By David Goetz
Louisville Courier-Journal
Workers at most Kroger stores in Kentucky and Southern Indiana agreed to a new contract Tuesday night, but five stores in rural Kentucky rejected it.
Under the contract, some workers could pay some of their own health-insurance premiums for the first time beginning in 2007.
Members of UFCW Local 227 voted by a four-to-one margin to ratify a four-year deal with 79 stores in the Cincinnati-based grocer's Louisville division.
The health insurance plan will remain the same for the next two-plus years. But in 2007 workers will choose between a plan that requires them to pay a weekly premium or a no-premium option with reduced benefits, including higher deductibles and reduced sick leave.
The new premiums will be $5 a week for individuals, $10 for a worker and spouse or worker and children, and $15 a week for both spouse and children. The co-payment for a doctor's visit will rise to $25 from $20.
"It was a good agreement,'' said Local 227 President Gary K. Best. "We always want more, but with what's going on in this country in health care we came out better than most.''
The contract also calls for an 8 percent pay raise over three years and what Best called "major improvements'' in language covering seniority and store transfer rights.
Top pay for department heads will reach $17.50 an hour at the end of the contract. Full-time workers will top out at $12.55 an hour and part-timers at $9.75. Workers with seniority will be able to bid on higher-paying jobs or in stores closer to home.
"We maintained pensions with no reduction, which has been a big issue," Best said.
A spokesman for Kroger in Louisville called the contract fair but deferred other comment to corporate offices in Cincinnati. A representative there did not return a call.
The contract rejected by workers in stores in Brandenburg, Russell Springs, Monticello, Stanton and Whitley City was the same, Best said, and called for those stores to merge with the Louisville master contract. Best said he didn't know why they rejected it.
Workers in three Paducah-area stores approved a similar contract Saturday.
It has been 26 years since Louisville-area Kroger employees walked a picket line, but veteran workers were wondering last winter if they'd be called to strike when their contract ran out in April. Kroger had made it clear it intended to limit what it spends on health insurance.

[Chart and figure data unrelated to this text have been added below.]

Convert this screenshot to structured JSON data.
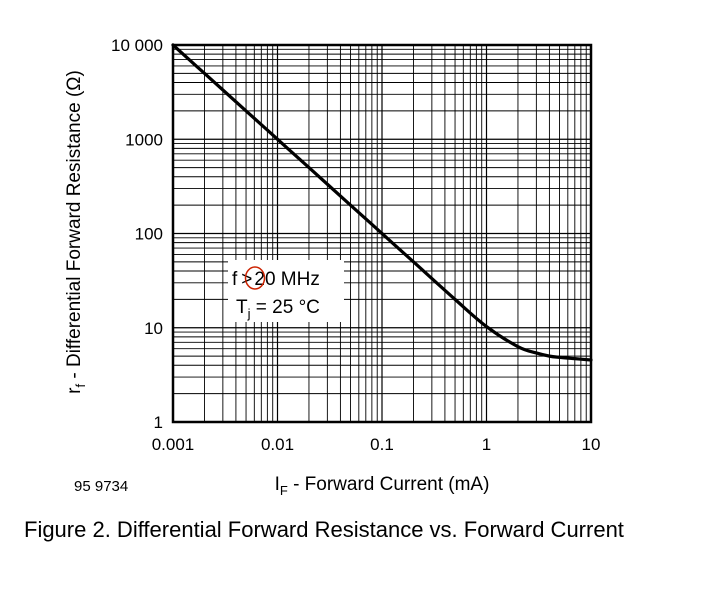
{
  "figure": {
    "doc_number": "95 9734",
    "caption": "Figure 2. Differential Forward Resistance vs. Forward Current"
  },
  "chart_data": {
    "type": "line",
    "x_scale": "log",
    "y_scale": "log",
    "xlabel_main": "I",
    "xlabel_sub": "F",
    "xlabel_rest": " - Forward Current (mA)",
    "ylabel_main": "r",
    "ylabel_sub": "f",
    "ylabel_rest": " - Differential Forward Resistance (Ω)",
    "xlim": [
      0.001,
      10
    ],
    "ylim": [
      1,
      10000
    ],
    "x_ticks": [
      {
        "value": 0.001,
        "label": "0.001"
      },
      {
        "value": 0.01,
        "label": "0.01"
      },
      {
        "value": 0.1,
        "label": "0.1"
      },
      {
        "value": 1,
        "label": "1"
      },
      {
        "value": 10,
        "label": "10"
      }
    ],
    "y_ticks": [
      {
        "value": 1,
        "label": "1"
      },
      {
        "value": 10,
        "label": "10"
      },
      {
        "value": 100,
        "label": "100"
      },
      {
        "value": 1000,
        "label": "1000"
      },
      {
        "value": 10000,
        "label": "10 000"
      }
    ],
    "grid": true,
    "series": [
      {
        "color": "#000000",
        "x": [
          0.001,
          0.002,
          0.005,
          0.01,
          0.02,
          0.05,
          0.1,
          0.2,
          0.5,
          1,
          2,
          3,
          4,
          5,
          7,
          10
        ],
        "y": [
          10000,
          5000,
          2000,
          1000,
          500,
          200,
          100,
          50,
          20,
          10.3,
          6.3,
          5.4,
          5.0,
          4.85,
          4.7,
          4.55
        ]
      }
    ],
    "annotation": {
      "line1_prefix": "f",
      "line1_symbol": ">",
      "line1_suffix": "20 MHz",
      "line2_main": "T",
      "line2_sub": "j",
      "line2_rest": " = 25 °C",
      "highlight_color": "#cc2200"
    }
  }
}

The issue was at the center of a more than four-month strike and lockout in California that involved the Kroger-owned Ralphs chain, and in a strike against 44 Kroger stores by the UFCW's Charleston local that included stores in West Virginia, Ohio and Eastern Kentucky.
Kroger said the two strikes cost it $246 million in profits.
Health insurance was the main issue in talks between Kroger and the union in Indianapolis.